O título "A baleia" remete ao clássico livro de Herman Melville "Moby Dick", onde se narra a obsessão de vingança de um marujo para capturar a baleia que lhe retirou uma das pernas. A história de "Moby Dick" se infiltra no filme como uma metáfora óbvia de um homem sabedor do próprio destino, mas que mesmo assim caminha ao seu encontro. Aronofsky constrói Charlie a partir do peso de sua história pregressa, o passado em que Charlie troca o casamento hétero por uma relação homoafetiva e a ladeira abaixo após esse acontecimento. Ellie (Sadie Sink), a filha do casamento hétero reaparece depois de alguns anos e Charlie tenta resgatá-la desesperadamente, a comprando com 120 mil dólares de herança e com aulas de redação. Mas o que mais fica são os insultos gordofóbicos e homofóbicos que ela profere insistentemente. Tudo soa muito piegas ou apelativo, ainda mais quando a filha posta na internet imagens do pai com o seu estado físico atual. Aronofsky perde a oportunidade de discutir nessas cenas um dos temas mais importantes da contemporaneidade, o do abandono paterno. Fica apenas Charlie tentando se apegar à filha numa tentativa tardia de redenção. Fica claro uma homofobia em alguns diálogos, que Charlie não procura a filha porque a mãe não deixava, ele diz isso e a própria mãe reafirma que o pior da separação deles foi ela ter sido trocada por um homem. A frase "o homem buscava nos salvar de sua triste história", repetida algumas vezes por Charlie é bem significativa em relação à redenção pretendida, pois a triste história aqui seria referente a quê propriamente?     

Há uma premissa implícita em "A baleia" que realmente incomoda. Charlie é um personagem emocionalmente caótico e tremendamente infeliz, que vive dos favores da amiga enfermeira Liz (Hong Chau), que vive o acudindo e evitando uma internação (a única coisa sensata a se fazer nesse caso) que levaria toda a economia que fez durante a vida. Charlie vive com a pressão nos píncaros e inversamente com a qualidade de vida no chão. Ao tratar tudo no limite do drama de Charlie, e o exacerbando ilimitadamente, Aronofsky afunda o filme no melodrama apelativo e carrega o público junto com ele. Esse formato de abordagem é problemática porque nos domina pelas vias do emocional, nos retira da fruição minimamente racional e reflexiva para nos empurrar para uma dependência ao sistema nervoso. Ficamos reativos e irascíveis perante ao filme. Não à toa, é comum ouvir relatos de espectadores que saíram derretidos de tanto chorar no cinema. Nada de mais isso ocorrer, mas quando se perde essa medida quer dizer que ficamos inteiramente à mercê, não conseguimos nos deslocar o mínimo possível para fora do filme para poder também pensa-lo e não apenas senti-lo. Essa proposta é extremamente limitadora do ponto de vista cinematográfico.  

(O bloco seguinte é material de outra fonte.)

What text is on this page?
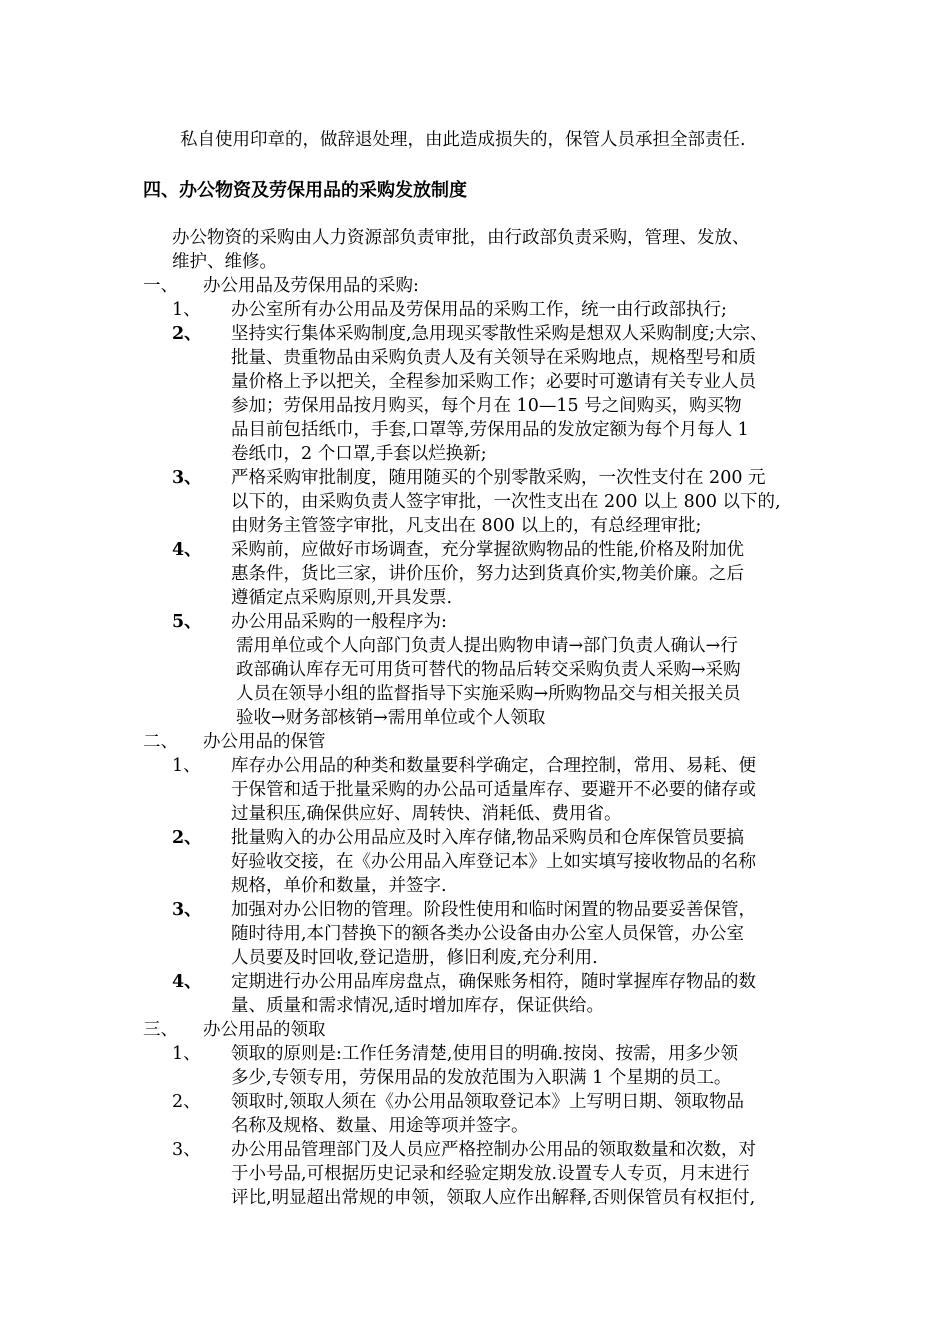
私自使用印章的，做辞退处理，由此造成损失的，保管人员承担全部责任.
四、办公物资及劳保用品的采购发放制度
办公物资的采购由人力资源部负责审批，由行政部负责采购，管理、发放、
维护、维修。
一、 办公用品及劳保用品的采购:
1、 办公室所有办公用品及劳保用品的采购工作，统一由行政部执行;
2、 坚持实行集体采购制度,急用现买零散性采购是想双人采购制度;大宗、
批量、贵重物品由采购负责人及有关领导在采购地点，规格型号和质
量价格上予以把关，全程参加采购工作；必要时可邀请有关专业人员
参加；劳保用品按月购买，每个月在 10—15 号之间购买，购买物
品目前包括纸巾，手套,口罩等,劳保用品的发放定额为每个月每人 1
卷纸巾，2 个口罩,手套以烂换新;
3、 严格采购审批制度，随用随买的个别零散采购，一次性支付在 200 元
以下的，由采购负责人签字审批，一次性支出在 200 以上 800 以下的,
由财务主管签字审批，凡支出在 800 以上的，有总经理审批;
4、 采购前，应做好市场调查，充分掌握欲购物品的性能,价格及附加优
惠条件，货比三家，讲价压价，努力达到货真价实,物美价廉。之后
遵循定点采购原则,开具发票.
5、 办公用品采购的一般程序为:
需用单位或个人向部门负责人提出购物申请→部门负责人确认→行
政部确认库存无可用货可替代的物品后转交采购负责人采购→采购
人员在领导小组的监督指导下实施采购→所购物品交与相关报关员
验收→财务部核销→需用单位或个人领取
二、 办公用品的保管
1、 库存办公用品的种类和数量要科学确定，合理控制，常用、易耗、便
于保管和适于批量采购的办公品可适量库存、要避开不必要的储存或
过量积压,确保供应好、周转快、消耗低、费用省。
2、 批量购入的办公用品应及时入库存储,物品采购员和仓库保管员要搞
好验收交接，在《办公用品入库登记本》上如实填写接收物品的名称
规格，单价和数量，并签字.
3、 加强对办公旧物的管理。阶段性使用和临时闲置的物品要妥善保管，
随时待用,本门替换下的额各类办公设备由办公室人员保管，办公室
人员要及时回收,登记造册，修旧利废,充分利用.
4、 定期进行办公用品库房盘点，确保账务相符，随时掌握库存物品的数
量、质量和需求情况,适时增加库存，保证供给。
三、 办公用品的领取
1、 领取的原则是:工作任务清楚,使用目的明确.按岗、按需，用多少领
多少,专领专用，劳保用品的发放范围为入职满 1 个星期的员工。
2、 领取时,领取人须在《办公用品领取登记本》上写明日期、领取物品
名称及规格、数量、用途等项并签字。
3、 办公用品管理部门及人员应严格控制办公用品的领取数量和次数，对
于小号品,可根据历史记录和经验定期发放.设置专人专页，月末进行
评比,明显超出常规的申领，领取人应作出解释,否则保管员有权拒付,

Há em "A baleia" um sentimento dado pela construção dramática e narrativa de que a infelicidade de Charlie se deu tanto pelo abandono da família hétero quanto pela obesidade mórbida que desenvolveu, o que para mim é deveras complicado, porque pelo viés fenomenológico, a infelicidade nada tem a ver com escolhas do personagem, nem está necessariamente relacionada com a orientação sexual. A infelicidade pode desabrochar em héteros, magros e em quem pratica dietas balanceadas. Essa confusão dramatúrgica realizada por Aronofsky para fisgar o emocional dos espectadores é pobre e nos leva a premissas falaciosas. A vida das pessoas não se resume a fatos somente, há várias outras complexidades que nos escapam como seres vivos sociais que somos. Para sustentar seus exageros apelativos e impressionar parte da audiência, Aronofsky descamba para estratégias de manipulação grotescas de emoções e pelo conhecimento dos códigos cinematográficos para acentuar traços doentios do personagem e impactar os espectadores. Porque cinema também é e acontece na maneira como o diretor se relaciona com o público, e neste quesito, convenhamos que Aronofsky sempre ultrapassa todos os limites da razoabilidade.  

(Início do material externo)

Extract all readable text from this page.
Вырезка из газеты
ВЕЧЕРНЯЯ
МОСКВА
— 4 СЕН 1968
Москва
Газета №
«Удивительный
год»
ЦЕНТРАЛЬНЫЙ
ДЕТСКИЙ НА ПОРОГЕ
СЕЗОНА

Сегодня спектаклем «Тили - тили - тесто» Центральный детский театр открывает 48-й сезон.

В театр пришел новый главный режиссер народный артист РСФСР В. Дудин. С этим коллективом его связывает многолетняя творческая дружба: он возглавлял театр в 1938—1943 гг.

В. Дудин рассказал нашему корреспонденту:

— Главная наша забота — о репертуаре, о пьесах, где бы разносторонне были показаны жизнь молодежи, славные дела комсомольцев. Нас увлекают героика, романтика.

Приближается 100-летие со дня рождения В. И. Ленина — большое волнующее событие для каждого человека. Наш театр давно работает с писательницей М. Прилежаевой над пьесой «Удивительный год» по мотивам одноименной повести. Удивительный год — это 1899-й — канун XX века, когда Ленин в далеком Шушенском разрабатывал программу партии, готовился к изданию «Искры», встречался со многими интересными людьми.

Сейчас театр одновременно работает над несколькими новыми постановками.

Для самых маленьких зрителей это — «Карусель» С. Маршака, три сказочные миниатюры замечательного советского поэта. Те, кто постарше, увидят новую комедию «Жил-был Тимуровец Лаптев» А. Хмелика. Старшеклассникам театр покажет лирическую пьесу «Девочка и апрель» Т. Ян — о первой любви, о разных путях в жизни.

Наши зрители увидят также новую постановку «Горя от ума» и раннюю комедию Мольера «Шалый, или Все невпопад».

Um dos personagens que enxergo como um dos menos atrativos é o de Thomas (Ty Simpkins), um jovem religioso da igreja Nova Vida que tentar salvar Charlie pela fé, enquanto eventualmente flerta desengonçadamente com Ellie (o que também não contribui em nada para o filme, inclusive há uma barriga imensa quando ele se tranca no quarto enquanto ela de fora grava a conversa deles). Esse personagem não acrescenta muito à história e sempre que ele está em cena o filme perde demais em interesse. Logicamente, as suas várias tentativas de redenção não funcionam, pois já sabemos desde o início qual será o destino de Charlie. Religião dele e a ciência da enfermeira acabam por desviar a todo o momento a discussão de que homem é esse que vive uma grande crise existencial, não basta apenas constata-la, enriqueceria muito à trama destrincha-la. Aronofsky prefere explorar apenas os excessos, colocando sua câmera em ângulos que cada vez mais levam o personagem para o abismo, não só físico como também narrativo. A câmera o diminui a todo o momento como sujeito. Ela o circunda, mas sempre para retrata-lo como anomalia, como aquele que não consegue comer, andar e levantar sem causar um estrago.

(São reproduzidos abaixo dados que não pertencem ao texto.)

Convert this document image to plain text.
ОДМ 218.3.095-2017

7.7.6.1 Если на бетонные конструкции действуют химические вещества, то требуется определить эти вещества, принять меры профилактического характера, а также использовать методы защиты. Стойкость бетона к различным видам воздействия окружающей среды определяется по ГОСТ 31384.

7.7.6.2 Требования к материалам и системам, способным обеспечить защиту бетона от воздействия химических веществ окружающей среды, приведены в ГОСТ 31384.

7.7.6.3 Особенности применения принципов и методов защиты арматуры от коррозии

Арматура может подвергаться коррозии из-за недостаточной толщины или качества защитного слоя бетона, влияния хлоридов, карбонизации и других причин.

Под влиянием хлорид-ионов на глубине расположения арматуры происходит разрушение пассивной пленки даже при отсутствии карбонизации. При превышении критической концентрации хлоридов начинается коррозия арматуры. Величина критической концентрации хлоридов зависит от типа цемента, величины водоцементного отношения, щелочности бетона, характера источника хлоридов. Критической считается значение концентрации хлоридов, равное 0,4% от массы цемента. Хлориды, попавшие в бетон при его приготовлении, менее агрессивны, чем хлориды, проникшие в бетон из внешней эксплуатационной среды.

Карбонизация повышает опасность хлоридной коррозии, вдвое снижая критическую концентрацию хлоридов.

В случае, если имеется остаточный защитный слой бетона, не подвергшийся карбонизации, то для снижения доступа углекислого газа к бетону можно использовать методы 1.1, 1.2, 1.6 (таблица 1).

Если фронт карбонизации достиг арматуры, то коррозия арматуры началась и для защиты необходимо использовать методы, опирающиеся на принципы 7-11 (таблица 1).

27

Manipular imagem e som faz parte do processo do cinema e todos estamos cientes disso, mais usar isso apenas como estratégia sensacionalista para vender seu filme e a essa balela eu não assino embaixo. Engordar um ator, colocar próteses para aparenta-lo mais gordo ainda e assim impressionar mais, colocá-lo como um ser que desperta nossa piedade, pode até fazer Brendan Fraser ganhar um Oscar, mas eu preferia sentir esse Charlie como um homem, não como um títere a manipular os sentimentos mais instintivos presentes em todos nós. Há embutido em todo esse processo fílmico doses de gordofobia e homofobia, vendidos como pecados a serem veementemente combatidos. Aronofsky mostra-se um moralista ao situar o filme em torno da ideia de se buscar as motivações que levaram aquele corpo à obesidade mórbida. Charlie fala diversas de honestidade consigo mesmo e com os alunos, mas essa honestidade não existe no roteiro, só existe uma manipulação barata dos sentimentos do público. Em "A baleia", imagem e som estão coordenados e condenados a prestar um desserviço à arte e a sua relação com os valores mais essenciais como empatia e generosidade. A cara que os alunos on line fazem quando Charlie abre a câmera pela primeira vez e mostra seu corpo é o que mais diz sobre como o filme alcança as pessoas. Prestem atenção a essa cena. Tudo é mostrado como um assombro e infelizmente uma  possibilidade de humanidade vai ladeira abaixo nesse momento. O choque vale mais do que um "vamos conversar sobre a vida"? A vida merece bem mais do que isso, e francamente, nós também.